Throughout the Bible, themes of hope, joy, grace, patience, and mercy speak to the human soul for care. Soul care is a term used by many in the church and it speaks to the human need to re-center our thoughts on God, especially during difficult and stressful times.

 

 

The Self-Help Movement Originated In The 1930s

The self-help movement began with the founding of Alcoholics Anonymous in 1935 to promote and maintain sobriety. Most people have heard of AA, and it is offered internationally.

The hallmark of AA is the twelve-step program which centers on empowerment and self-help, creating accountability and ownership of one's sobriety.

Alcoholics Anonymous's whole mission is self-care. Caring for oneself is caring for others. 

Self-Care And The Civil Rights Movement

The concept of self-care first appeared in the medical community in the 1950s, and later became more mainstream during the civil rights movement, particularly with The Black Panther Party, with the common use of the term "counter activist burnout".

Activist leaders regularly fought for racial justice and they saw the lack of medical resources available to the black community in the United States.
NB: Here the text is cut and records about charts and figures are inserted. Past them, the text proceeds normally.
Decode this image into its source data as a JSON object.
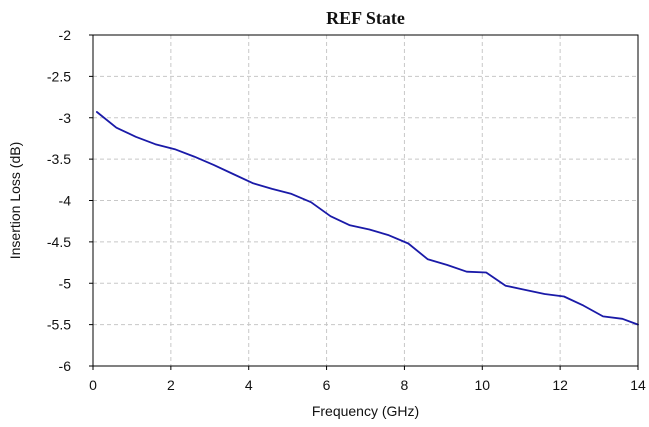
{
  "chart_data": {
    "type": "line",
    "title": "REF State",
    "xlabel": "Frequency (GHz)",
    "ylabel": "Insertion Loss (dB)",
    "xlim": [
      0,
      14
    ],
    "ylim": [
      -6,
      -2
    ],
    "xticks": [
      0,
      2,
      4,
      6,
      8,
      10,
      12,
      14
    ],
    "yticks": [
      -2,
      -2.5,
      -3,
      -3.5,
      -4,
      -4.5,
      -5,
      -5.5,
      -6
    ],
    "grid": true,
    "legend": "none",
    "series": [
      {
        "color": "#1a1aa8",
        "x": [
          0.1,
          0.6,
          1.1,
          1.6,
          2.1,
          2.6,
          3.1,
          3.6,
          4.1,
          4.6,
          5.1,
          5.6,
          6.1,
          6.6,
          7.1,
          7.6,
          8.1,
          8.6,
          9.1,
          9.6,
          10.1,
          10.6,
          11.1,
          11.6,
          12.1,
          12.6,
          13.1,
          13.6,
          14.0
        ],
        "y": [
          -2.93,
          -3.12,
          -3.23,
          -3.32,
          -3.38,
          -3.47,
          -3.57,
          -3.68,
          -3.79,
          -3.86,
          -3.92,
          -4.02,
          -4.19,
          -4.3,
          -4.35,
          -4.42,
          -4.52,
          -4.71,
          -4.78,
          -4.86,
          -4.87,
          -5.03,
          -5.08,
          -5.13,
          -5.16,
          -5.27,
          -5.4,
          -5.43,
          -5.5
        ]
      }
    ]
  }
}
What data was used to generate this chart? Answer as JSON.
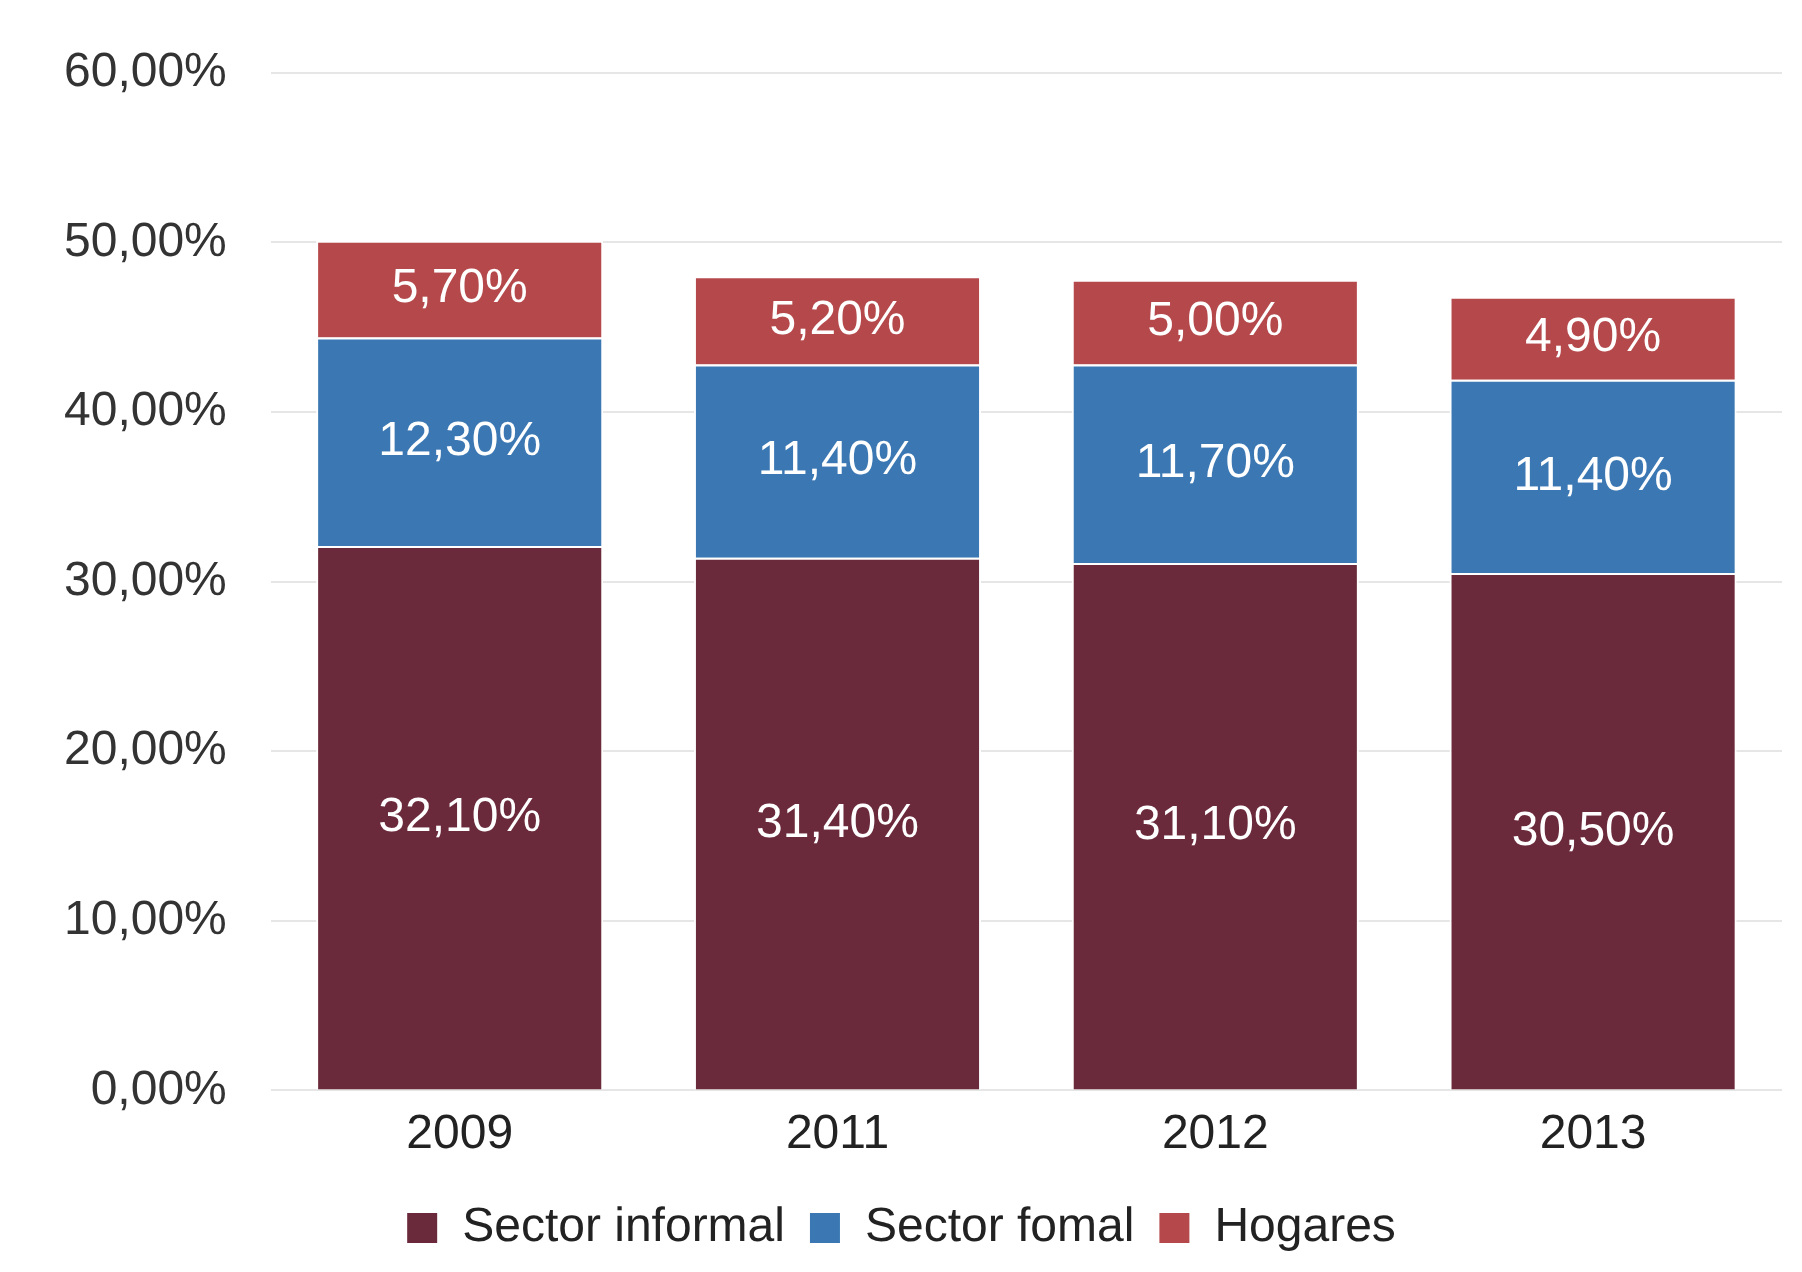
{
  "chart_data": {
    "type": "bar",
    "stacked": true,
    "categories": [
      "2009",
      "2011",
      "2012",
      "2013"
    ],
    "series": [
      {
        "name": "Sector informal",
        "color": "#6b2a3b",
        "values": [
          32.1,
          31.4,
          31.1,
          30.5
        ],
        "value_labels": [
          "32,10%",
          "31,40%",
          "31,10%",
          "30,50%"
        ]
      },
      {
        "name": "Sector fomal",
        "color": "#3b78b3",
        "values": [
          12.3,
          11.4,
          11.7,
          11.4
        ],
        "value_labels": [
          "12,30%",
          "11,40%",
          "11,70%",
          "11,40%"
        ]
      },
      {
        "name": "Hogares",
        "color": "#b5484b",
        "values": [
          5.7,
          5.2,
          5.0,
          4.9
        ],
        "value_labels": [
          "5,70%",
          "5,20%",
          "5,00%",
          "4,90%"
        ]
      }
    ],
    "ylim": [
      0,
      60
    ],
    "yticks": [
      {
        "value": 0,
        "label": "0,00%"
      },
      {
        "value": 10,
        "label": "10,00%"
      },
      {
        "value": 20,
        "label": "20,00%"
      },
      {
        "value": 30,
        "label": "30,00%"
      },
      {
        "value": 40,
        "label": "40,00%"
      },
      {
        "value": 50,
        "label": "50,00%"
      },
      {
        "value": 60,
        "label": "60,00%"
      }
    ],
    "grid": "y",
    "legend": "bottom"
  }
}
The activism lead to creating better access to health clinics, nutritious food, and community programs to help inform a better way of living.
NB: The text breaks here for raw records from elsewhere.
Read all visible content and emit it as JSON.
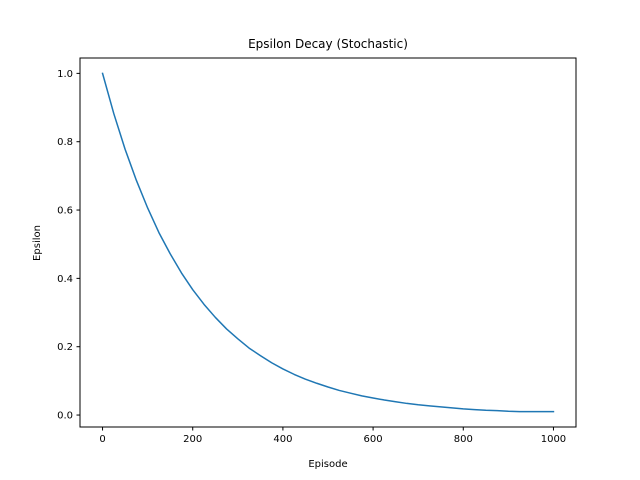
{
  "chart_data": {
    "type": "line",
    "title": "Epsilon Decay (Stochastic)",
    "xlabel": "Episode",
    "ylabel": "Epsilon",
    "xlim": [
      -50,
      1050
    ],
    "ylim": [
      -0.035,
      1.045
    ],
    "x_ticks": [
      0,
      200,
      400,
      600,
      800,
      1000
    ],
    "y_ticks": [
      0.0,
      0.2,
      0.4,
      0.6,
      0.8,
      1.0
    ],
    "x_tick_labels": [
      "0",
      "200",
      "400",
      "600",
      "800",
      "1000"
    ],
    "y_tick_labels": [
      "0.0",
      "0.2",
      "0.4",
      "0.6",
      "0.8",
      "1.0"
    ],
    "grid": false,
    "series": [
      {
        "color": "#1f77b4",
        "x": [
          0,
          25,
          50,
          75,
          100,
          125,
          150,
          175,
          200,
          225,
          250,
          275,
          300,
          325,
          350,
          375,
          400,
          425,
          450,
          475,
          500,
          525,
          550,
          575,
          600,
          625,
          650,
          675,
          700,
          725,
          750,
          775,
          800,
          825,
          850,
          875,
          900,
          925,
          950,
          975,
          1000
        ],
        "y": [
          1.0,
          0.882,
          0.778,
          0.687,
          0.606,
          0.534,
          0.472,
          0.416,
          0.367,
          0.324,
          0.286,
          0.252,
          0.223,
          0.196,
          0.174,
          0.153,
          0.135,
          0.119,
          0.105,
          0.093,
          0.082,
          0.072,
          0.064,
          0.056,
          0.05,
          0.044,
          0.039,
          0.034,
          0.03,
          0.027,
          0.024,
          0.021,
          0.018,
          0.016,
          0.014,
          0.013,
          0.011,
          0.01,
          0.01,
          0.01,
          0.01
        ]
      }
    ]
  }
}
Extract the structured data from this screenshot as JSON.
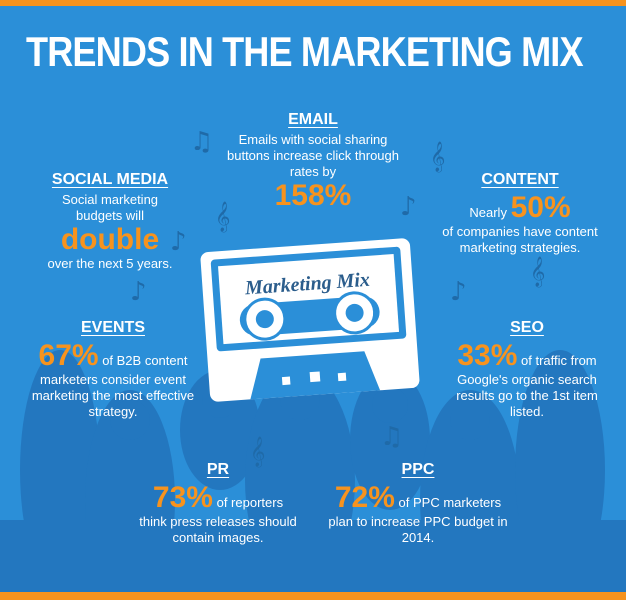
{
  "title": "TRENDS IN THE MARKETING MIX",
  "cassette_label": "Marketing Mix",
  "sections": {
    "email": {
      "heading": "EMAIL",
      "text": "Emails with social sharing buttons increase click through rates by",
      "stat": "158%"
    },
    "social_media": {
      "heading": "SOCIAL MEDIA",
      "text": "Social marketing budgets will",
      "stat": "double",
      "text_after": "over the next 5 years."
    },
    "content": {
      "heading": "CONTENT",
      "text": "Nearly",
      "stat": "50%",
      "text_after": "of companies have content marketing strategies."
    },
    "events": {
      "heading": "EVENTS",
      "stat": "67%",
      "text_after": "of B2B content marketers consider event marketing the most effective strategy."
    },
    "seo": {
      "heading": "SEO",
      "stat": "33%",
      "text_after": "of traffic from Google's organic search results go to the 1st item listed."
    },
    "pr": {
      "heading": "PR",
      "stat": "73%",
      "text_after": "of reporters think press releases should contain images."
    },
    "ppc": {
      "heading": "PPC",
      "stat": "72%",
      "text_after": "of PPC marketers plan to increase PPC budget in 2014."
    }
  }
}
The Black Panther party, among other activists, helped bring self-care to the forefront. 

During a 2018 AFROPUNK interview, Angela Davis talked about how she and Ericka Huggins adopted mindfulness practices and yoga as a primary way of taking care of themselves while incarcerated. 
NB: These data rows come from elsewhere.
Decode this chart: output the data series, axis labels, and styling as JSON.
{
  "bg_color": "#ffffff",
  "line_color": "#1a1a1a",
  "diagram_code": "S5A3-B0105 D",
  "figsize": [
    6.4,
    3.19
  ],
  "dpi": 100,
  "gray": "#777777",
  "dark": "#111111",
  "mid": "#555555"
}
Bike Riding For My Self-Care

I look so forward to our bike rides on the trail and a favorite trail takes us about 1 1/2 hours to ride and winds through a park, alongside a road, then under a tunnel, and into a forest reservation.

We frequently pass deer of all sizes, owls, groundhogs, rabbits, and other wildlife. We ride along a babbling creek and smell the sweet fragrance of the great outdoors.

We ride on forest trails, suburban trails, and urban trails, and we love them all!

This photo was taken on a suburban trail right outside of Grants Farm, where the Anheuser-Busch Clydesdales can be seen. What a site!

 

 

You may have seen the Anheuser-Busch Clydesdales in a Super Bowl ad or at a Cardinals baseball game.

 

 

To be clear, self-care is not selfish. Many people can confuse the two, but taking time for yourself - not exactly like Tom and Donna from Parks and Recreation - but taking care of your stress management can rejuvenate your soul.

If you have been stressed and not taking care of yourself, please start. It doesn't have to be a big trip, or even a bike ride on trails, just go for a walk.

Slowing your heart and your mind down, and trying to be present in the moment to enjoy the simple things in life can be just what you need.

Now, go practice some self-care! Yay!